Jet Set : À votre avis, qu’est-ce qui a changé dans le monde du théâtre tunisien ?

  • Il y a pas mal de changements et c’est dommage. Avant, à part les festivals d’été, il y avait le Festival du printemps qui se tenait au théâtre municipal. Là, on voyait défiler de nouvelles pièces au courant de la saison, le monde théâtral bougeait tout le temps. Avant, on ouvrait les festivals par des pièces de théâtre, maintenant il n’y a plus de théâtre, c’est la musique qui prend le dessus.

Jet Set : Parlez-nous de votre expérience à la télé, surtout avec Ibhath Maana, la série policière culte qui a bercé notre enfance ?

  • Quand je suis revenu de Paris, j’ai eu une proposition pour jouer Ibrahim 2 dans Yahia Ibn Omar, et là, surprise générale, j’ai eu le premier prix d’interprétation.
    Puis j’ai eu la proposition d’Ibhath maana, et en même temps celle du feuilleton Al Wathek Bellah El khames.
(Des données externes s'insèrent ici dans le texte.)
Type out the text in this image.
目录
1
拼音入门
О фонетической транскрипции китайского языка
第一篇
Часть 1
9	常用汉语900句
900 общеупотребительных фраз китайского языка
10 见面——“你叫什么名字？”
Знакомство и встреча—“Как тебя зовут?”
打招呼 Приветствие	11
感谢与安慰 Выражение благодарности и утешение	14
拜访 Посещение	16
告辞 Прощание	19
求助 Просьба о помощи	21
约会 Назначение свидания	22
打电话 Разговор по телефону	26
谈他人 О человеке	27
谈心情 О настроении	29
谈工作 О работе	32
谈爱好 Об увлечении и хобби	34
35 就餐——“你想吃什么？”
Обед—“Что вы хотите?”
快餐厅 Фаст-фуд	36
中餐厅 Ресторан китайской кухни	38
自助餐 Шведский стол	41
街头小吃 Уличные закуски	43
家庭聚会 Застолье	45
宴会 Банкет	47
J’ai accepté les deux, c’était dingue de faire deux tournages en même temps, je tournais Ibhath Maana pendant la journée à Tastour, puis je repartais à Mahdia pour le deuxième feuilleton.
    J’ai d’ailleurs souffert d’un déplacement de disque, il fallait que je monte à cheval, ce qui était une vraie souffrance, mais j’y suis arrivé.
    Puis Ibhath maana a eu le succès que l’on connait et elle est devenue mensuelle jusqu’en 1987, l’année du changement.
    Puis il y a eu des histoires, d’autres commissaires, ça n’a pas marché car personne n’a compris le sens de cette série, il fallait savoir prendre ce rôle et ce téléfilm.
    Les auteurs nous donnent un texte en dialecte et en arabe littéraire, ça sonne faux, il faut le décortiquer et se l’approprier pour être à son aise et naturel devant la caméra, c’est ça le secret, et c’est pour ça que j’ai réussi plus que les autres.
    C’était un rôle très délicat car je représentais l’image des gradés de la police tunisienne.
    On devait reprendre cette émission l’année dernière, avec l’émission de variétés qui suivait, mais encore une fois, ça ne s’est pas fait à cause des intrus…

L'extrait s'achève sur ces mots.